Las clases de Castellano ocuparon un lugar central en el programa escolar del siglo XIX. Por entonces el porcentaje de alfabetización sólo alcanzaba un 13% de la población. Es por ello que la Ley Orgánica de 1860 priorizó su enseñanza.
Para las autoridades decimonónicas, la lecto-escritura era parte del progreso intelectual y moral del pueblo, a diferencia de la oralidad que se asociaba con pueblos primitivos e incivilizados. Su enseñanza permitía modelar el carácter al requerir de orden, dedicación y perseverancia.
Los silabarios fueron el principal material de apoyo. Destacan el de Domingo Faustino Sarmiento, Método Gradual de Lectura, oficial desde 1845; El Lector Americano, de José Abelardo Núñez, vigente desde 1883; y el Nuevo Método Fonético Analítico-sintético para la enseñanza simultánea de la lectura y escritura, de Claudio Matte, usado desde 1902.
El cuerpo docente también empleaba láminas didácticas que mostraban las letras del abecedario, su correcta pronunciación en castellano y cómo éstas se dibujaban. Además, ilustraban los contenidos centrales de la instrucción primaria:
- El ser humano y sus roles sociales.
- El hogar y la familia.
- La escuela.
- El entorno social y natural.
- Símbolos y emblemas patrios para reforzar las nociones de nacionalidad e identidad.

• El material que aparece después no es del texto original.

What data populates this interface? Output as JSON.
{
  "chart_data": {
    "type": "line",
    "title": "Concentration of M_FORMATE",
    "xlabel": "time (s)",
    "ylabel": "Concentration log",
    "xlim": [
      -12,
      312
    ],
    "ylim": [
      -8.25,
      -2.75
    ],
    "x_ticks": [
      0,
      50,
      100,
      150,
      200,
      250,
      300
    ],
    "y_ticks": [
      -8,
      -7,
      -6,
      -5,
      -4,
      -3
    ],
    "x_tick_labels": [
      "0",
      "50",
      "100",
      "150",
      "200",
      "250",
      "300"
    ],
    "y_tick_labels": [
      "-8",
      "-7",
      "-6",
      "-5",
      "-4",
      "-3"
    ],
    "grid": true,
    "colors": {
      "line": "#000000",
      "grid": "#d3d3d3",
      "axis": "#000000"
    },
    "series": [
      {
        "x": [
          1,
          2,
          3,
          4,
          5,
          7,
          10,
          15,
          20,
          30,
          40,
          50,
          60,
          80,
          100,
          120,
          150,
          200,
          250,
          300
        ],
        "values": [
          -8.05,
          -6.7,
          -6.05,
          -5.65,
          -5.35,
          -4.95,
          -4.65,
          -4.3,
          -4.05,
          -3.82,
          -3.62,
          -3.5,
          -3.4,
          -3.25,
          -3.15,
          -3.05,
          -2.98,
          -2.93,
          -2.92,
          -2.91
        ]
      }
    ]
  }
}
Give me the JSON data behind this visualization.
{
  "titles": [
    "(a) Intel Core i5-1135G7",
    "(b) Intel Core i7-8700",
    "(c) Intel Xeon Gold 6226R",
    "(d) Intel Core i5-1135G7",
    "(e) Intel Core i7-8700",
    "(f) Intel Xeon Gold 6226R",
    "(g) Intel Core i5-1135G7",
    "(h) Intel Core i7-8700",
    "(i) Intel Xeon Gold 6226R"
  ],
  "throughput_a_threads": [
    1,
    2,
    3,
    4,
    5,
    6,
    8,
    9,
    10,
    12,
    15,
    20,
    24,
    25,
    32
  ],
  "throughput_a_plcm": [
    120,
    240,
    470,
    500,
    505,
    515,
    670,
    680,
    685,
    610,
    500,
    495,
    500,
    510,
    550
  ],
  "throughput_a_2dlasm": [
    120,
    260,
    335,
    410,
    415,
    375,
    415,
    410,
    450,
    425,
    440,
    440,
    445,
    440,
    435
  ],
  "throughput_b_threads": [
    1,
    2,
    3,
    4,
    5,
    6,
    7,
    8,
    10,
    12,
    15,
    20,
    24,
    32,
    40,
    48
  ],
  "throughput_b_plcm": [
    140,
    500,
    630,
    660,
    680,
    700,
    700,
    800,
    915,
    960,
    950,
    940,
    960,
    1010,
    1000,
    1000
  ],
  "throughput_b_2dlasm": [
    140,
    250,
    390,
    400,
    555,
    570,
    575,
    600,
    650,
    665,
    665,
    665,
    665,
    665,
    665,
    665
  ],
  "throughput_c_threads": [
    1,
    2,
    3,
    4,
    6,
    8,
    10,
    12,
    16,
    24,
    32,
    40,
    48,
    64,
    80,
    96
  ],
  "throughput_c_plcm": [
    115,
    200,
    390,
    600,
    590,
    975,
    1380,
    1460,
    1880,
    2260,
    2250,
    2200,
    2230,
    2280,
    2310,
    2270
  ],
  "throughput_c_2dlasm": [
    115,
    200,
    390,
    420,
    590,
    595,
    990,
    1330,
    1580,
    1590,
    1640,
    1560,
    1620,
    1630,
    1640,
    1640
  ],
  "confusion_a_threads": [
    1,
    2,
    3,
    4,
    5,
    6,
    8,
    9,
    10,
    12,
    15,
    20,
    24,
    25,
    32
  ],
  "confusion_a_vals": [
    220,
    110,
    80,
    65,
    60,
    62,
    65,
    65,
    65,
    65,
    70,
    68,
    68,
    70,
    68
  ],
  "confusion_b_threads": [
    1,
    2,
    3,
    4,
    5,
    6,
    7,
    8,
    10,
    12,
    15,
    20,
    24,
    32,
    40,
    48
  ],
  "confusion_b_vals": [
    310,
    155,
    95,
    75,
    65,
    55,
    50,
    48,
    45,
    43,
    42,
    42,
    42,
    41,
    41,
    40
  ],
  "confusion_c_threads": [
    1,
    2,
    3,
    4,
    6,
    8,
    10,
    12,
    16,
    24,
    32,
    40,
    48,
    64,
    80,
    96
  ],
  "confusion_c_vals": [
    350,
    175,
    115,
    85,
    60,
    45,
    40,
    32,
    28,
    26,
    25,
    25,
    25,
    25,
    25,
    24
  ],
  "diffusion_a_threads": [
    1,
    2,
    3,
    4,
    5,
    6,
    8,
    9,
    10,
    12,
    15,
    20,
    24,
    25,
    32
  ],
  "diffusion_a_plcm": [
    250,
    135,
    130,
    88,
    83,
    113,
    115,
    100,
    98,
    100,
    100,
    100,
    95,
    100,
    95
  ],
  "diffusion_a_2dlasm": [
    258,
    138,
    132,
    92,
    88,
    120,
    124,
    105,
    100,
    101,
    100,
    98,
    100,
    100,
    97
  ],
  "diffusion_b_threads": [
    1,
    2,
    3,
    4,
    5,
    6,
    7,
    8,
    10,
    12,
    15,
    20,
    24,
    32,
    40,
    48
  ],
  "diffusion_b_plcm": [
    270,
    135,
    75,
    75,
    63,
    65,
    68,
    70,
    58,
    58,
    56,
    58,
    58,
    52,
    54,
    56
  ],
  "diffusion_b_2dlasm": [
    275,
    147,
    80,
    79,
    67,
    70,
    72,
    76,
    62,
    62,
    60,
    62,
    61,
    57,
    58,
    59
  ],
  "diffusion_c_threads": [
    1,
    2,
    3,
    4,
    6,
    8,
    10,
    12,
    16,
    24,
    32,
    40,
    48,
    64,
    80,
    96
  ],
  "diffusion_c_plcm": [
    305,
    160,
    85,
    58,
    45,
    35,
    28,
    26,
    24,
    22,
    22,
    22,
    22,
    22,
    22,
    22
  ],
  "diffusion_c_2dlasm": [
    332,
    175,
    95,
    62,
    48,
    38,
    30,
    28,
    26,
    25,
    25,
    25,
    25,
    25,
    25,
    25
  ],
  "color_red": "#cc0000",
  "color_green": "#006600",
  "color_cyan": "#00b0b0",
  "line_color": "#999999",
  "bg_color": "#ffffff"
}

La caligrafía se impartía desde el segundo año y se recomendaba porque "es uno de los medios mas poderosos para acostumbrar a los pequeños estudiantes a gobernar su cuerpo, a tener buena y elegante postura, a la limpieza i el aseo" (Programa de Instrucción Primaria, 1893: 21).
En la educación secundaria se incorporaba la lectura de clásicos universales, el estudio de ortografía, gramática y sintaxis, y la historia de la lengua castellana.
Nuevos silabarios y textos de estudio se crearon a partir de 1940 para acercar las letras a niños, niñas y adultos analfabetos de sectores marginados. Ejemplo de ello fueron El Lector del Obrero Chileno, y el Silabario del Huaso Chileno.